3. The 2.5s period chosen for analysis covers both tone presentation and delay. Will the conclusions in Figure 2E-H change if the analysis is restricted to the 1s of tone presentation? In addition, it seems better to use the actual duration of reward presentation (see Q2) for analysis. As the statistical analysis is done by random shuffling, there seems no need to match the period for tone and reward analyses.

Following the reviewers’ suggestion, we calculated the percent of CS-responsive neurons for each cell type on Day 1 and Day 7 using a 1s time window following CS presentation. Surprisingly, we found the percentage of CS-responsive neurons decreased significantly compared to the 2.5s window in all cell types, and the percentages were all around 5% of total active neurons (Author response image 1A). One plausible explanation is that M1 is not a region for direct sensory input related to auditory tone, water, or reward; hence, neuronal responses in M1 could be slightly delayed.

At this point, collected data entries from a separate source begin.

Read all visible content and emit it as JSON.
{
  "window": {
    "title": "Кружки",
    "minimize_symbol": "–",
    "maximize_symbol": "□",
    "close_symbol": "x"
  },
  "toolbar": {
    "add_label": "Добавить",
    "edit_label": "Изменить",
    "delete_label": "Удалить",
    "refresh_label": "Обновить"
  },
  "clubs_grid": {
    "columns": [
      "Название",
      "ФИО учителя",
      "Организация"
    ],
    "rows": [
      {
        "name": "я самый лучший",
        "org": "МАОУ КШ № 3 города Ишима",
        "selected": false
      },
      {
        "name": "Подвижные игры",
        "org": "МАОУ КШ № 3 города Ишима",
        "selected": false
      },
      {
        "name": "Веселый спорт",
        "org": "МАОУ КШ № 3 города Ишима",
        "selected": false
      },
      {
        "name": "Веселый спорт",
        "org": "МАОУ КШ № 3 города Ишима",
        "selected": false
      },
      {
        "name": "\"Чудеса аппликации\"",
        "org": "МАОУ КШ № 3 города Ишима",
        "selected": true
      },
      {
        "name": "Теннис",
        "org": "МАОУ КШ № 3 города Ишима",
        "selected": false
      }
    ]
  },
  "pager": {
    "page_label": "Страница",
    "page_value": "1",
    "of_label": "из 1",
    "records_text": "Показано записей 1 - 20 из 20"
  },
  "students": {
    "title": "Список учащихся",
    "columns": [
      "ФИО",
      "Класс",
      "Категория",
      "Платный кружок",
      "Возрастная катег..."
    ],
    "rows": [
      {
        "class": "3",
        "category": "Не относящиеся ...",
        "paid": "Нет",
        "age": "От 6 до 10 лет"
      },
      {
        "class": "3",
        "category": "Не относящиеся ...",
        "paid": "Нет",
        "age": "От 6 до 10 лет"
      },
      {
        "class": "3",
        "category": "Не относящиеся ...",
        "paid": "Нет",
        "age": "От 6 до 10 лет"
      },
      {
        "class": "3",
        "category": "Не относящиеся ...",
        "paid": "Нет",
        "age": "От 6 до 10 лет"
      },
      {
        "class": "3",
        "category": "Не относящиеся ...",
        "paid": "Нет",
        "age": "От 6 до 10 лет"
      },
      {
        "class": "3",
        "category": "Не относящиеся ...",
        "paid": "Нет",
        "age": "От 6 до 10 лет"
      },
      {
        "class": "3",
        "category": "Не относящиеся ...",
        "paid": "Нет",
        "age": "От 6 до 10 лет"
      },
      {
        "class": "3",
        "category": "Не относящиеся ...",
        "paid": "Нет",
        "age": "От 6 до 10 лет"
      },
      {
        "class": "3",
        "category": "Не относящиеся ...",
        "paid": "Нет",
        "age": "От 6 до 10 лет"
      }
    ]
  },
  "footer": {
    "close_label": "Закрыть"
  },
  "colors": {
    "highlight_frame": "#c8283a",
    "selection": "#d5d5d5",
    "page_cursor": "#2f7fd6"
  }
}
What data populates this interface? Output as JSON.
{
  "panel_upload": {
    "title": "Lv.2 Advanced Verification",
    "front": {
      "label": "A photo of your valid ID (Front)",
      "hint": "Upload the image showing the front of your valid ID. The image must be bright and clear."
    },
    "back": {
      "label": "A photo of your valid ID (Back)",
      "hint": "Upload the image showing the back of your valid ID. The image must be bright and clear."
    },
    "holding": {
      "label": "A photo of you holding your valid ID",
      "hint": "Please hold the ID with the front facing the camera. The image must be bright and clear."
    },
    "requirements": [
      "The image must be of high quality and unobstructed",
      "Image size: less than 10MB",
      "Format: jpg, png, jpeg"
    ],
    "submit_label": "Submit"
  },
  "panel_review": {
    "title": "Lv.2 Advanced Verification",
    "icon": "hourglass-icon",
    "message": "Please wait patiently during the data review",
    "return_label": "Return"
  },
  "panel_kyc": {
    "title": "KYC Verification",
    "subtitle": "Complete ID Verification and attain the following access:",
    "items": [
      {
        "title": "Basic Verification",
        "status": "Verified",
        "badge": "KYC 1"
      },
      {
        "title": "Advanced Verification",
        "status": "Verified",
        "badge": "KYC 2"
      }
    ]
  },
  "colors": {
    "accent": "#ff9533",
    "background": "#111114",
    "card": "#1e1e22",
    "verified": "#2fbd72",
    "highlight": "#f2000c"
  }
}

This is supported by our no-reward control experiment, in which PV-INs did not respond to auditory tone when no water rewards were given (Figure 4 —figure supplement 1B). In combination with the slow kinetics of calcium indicator compared to electrophysiology recording, we believe this explains why a 1s window is not sufficient to capture CS or reward-related activity in M1. Since all cell types only have around 5% of CS-responsive cells, we do not think using the 1-sec time window truly represents the CS responses in M1.

Author response image 1

(A) Comparing the percent of CS-responsive cells calculated with a 2. 5s or a 1.0s response window after CS onset. For all cell types, the percent of CS-responsive cells was greatly reduced when using a 1.0s response window for analysis compared to a 2.5s window. Most cell-types were reduced to about 5% of responsive cells. Paired t-test, * p < 0.05, ** p <0.01, *** p < 0.001, PN: Day 1 p < 1×10-3, Day 7 p < 1×10-3; PV-IN: Day 1 p = 0.002, Day 7 p = 0.001; VIP-IN: Day 1 p = 0.008, Day 7 p < 1×10-3, SOM-IN: Day 1 p = 0.034, Day 7 p < 1×10-3 (B) Comparing Monte-Carlo resampling methods using sampling with replacement vs. without replacement. For each cell type, the null distribution estimates the percent of cells active at baseline using sampling with replacement (top row) and without replacement (bottom row) for Day 1 and Day 7. With replacement: mice were re-sampled with replacement, the session was randomly sampled, and the mean percent of active cells was calculated; this was repeated 1000 times. Without replacement: all mice were sampled once, the session was randomly sampled, and the mean percent of active cells was calculated; this was repeated 1000 times. As random sampling of mice with replacement allows for a more unbiased estimate of between animal variability, the distribution created without replacement is much narrower with a smaller range and standard deviation. PN: n = 1029 cells from 6 mice. PV-IN: n = 316 cells from 6 mice. VIP-IN: n = 407 cells from 4 mice. SOM-IN: n = 189 cells from 7. Error bars show SEM.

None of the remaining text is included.